In the midst of a new space race, two researchers from the Kansas Geological Survey at the University of Kansas have proposed an exciting new subfield called “planetary geoarchaeology.” This emerging discipline focuses on studying how cultural and natural processes on celestial bodies like Earth’s moon, Mars, and other places in the solar system might be altering, preserving, or even destroying the material record of space exploration.
Justin Holcomb, a postdoctoral researcher at the Kansas Geological Survey and lead author of the paper, emphasizes the need to safeguard the material left behind during the mid-20th-century space race. He warns that the material record on the moon is at risk of destruction if not properly managed during the ongoing space exploration era.
The advent of space exploration has seen the launch of thousands of satellites and spacecraft, with numerous countries participating in these missions. As space missions continue to increase, the risk to space heritage becomes more significant. Accidental crashes on the moon and other celestial bodies have already occurred, underscoring the lack of adequate protections in place.

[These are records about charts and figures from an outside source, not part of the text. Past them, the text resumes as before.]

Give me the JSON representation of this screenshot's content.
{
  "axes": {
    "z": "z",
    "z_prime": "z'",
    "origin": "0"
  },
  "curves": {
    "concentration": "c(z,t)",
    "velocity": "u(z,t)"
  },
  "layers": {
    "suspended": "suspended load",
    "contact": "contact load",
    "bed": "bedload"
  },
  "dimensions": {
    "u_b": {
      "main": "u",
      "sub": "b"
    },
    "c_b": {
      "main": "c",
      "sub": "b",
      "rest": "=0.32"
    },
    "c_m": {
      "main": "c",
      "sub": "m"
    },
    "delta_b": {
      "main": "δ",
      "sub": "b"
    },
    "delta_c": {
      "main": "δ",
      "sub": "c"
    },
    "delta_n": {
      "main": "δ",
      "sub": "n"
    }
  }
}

Holcomb and his colleagues were inspired to consider planetary geoarchaeology during the COVID-19 lockdown, seeing it as a natural extension of the study of human migration on Earth. They believe that all material existing on extraterrestrial surfaces should be considered space heritage and protected. However, determining which items are worth preserving will require careful evaluation on a case-by-case basis.
The researchers advocate for the development of systems to track materials left in space to preserve the earliest records and monitor our impact on extraterrestrial environments. Holcomb suggests that including geoarchaeologists in future NASA missions would be beneficial to protect and document space heritage. Currently, the focus on successful missions often overlooks the importance of the material left behind.
Looking ahead, the researchers hope to see planetary geoarchaeology extend to issues related to exploration and migration to Mars. They cite the example of NASA’s Spirit Rover, which is at risk of being buried by encroaching sand dunes on Mars. As planetary geoarchaeologists, they can predict and document such occurrences.
In conclusion, the researchers believe that advocating for laws to protect and preserve space heritage, studying the impact of extraterrestrial ecosystems on space mission materials, and engaging in international discussions on preservation and protection are crucial steps in advancing the field of planetary geoarchaeology. While they acknowledge the vast work to be done on Earth, they express the hope of witnessing an archaeologist participating in a space mission one day.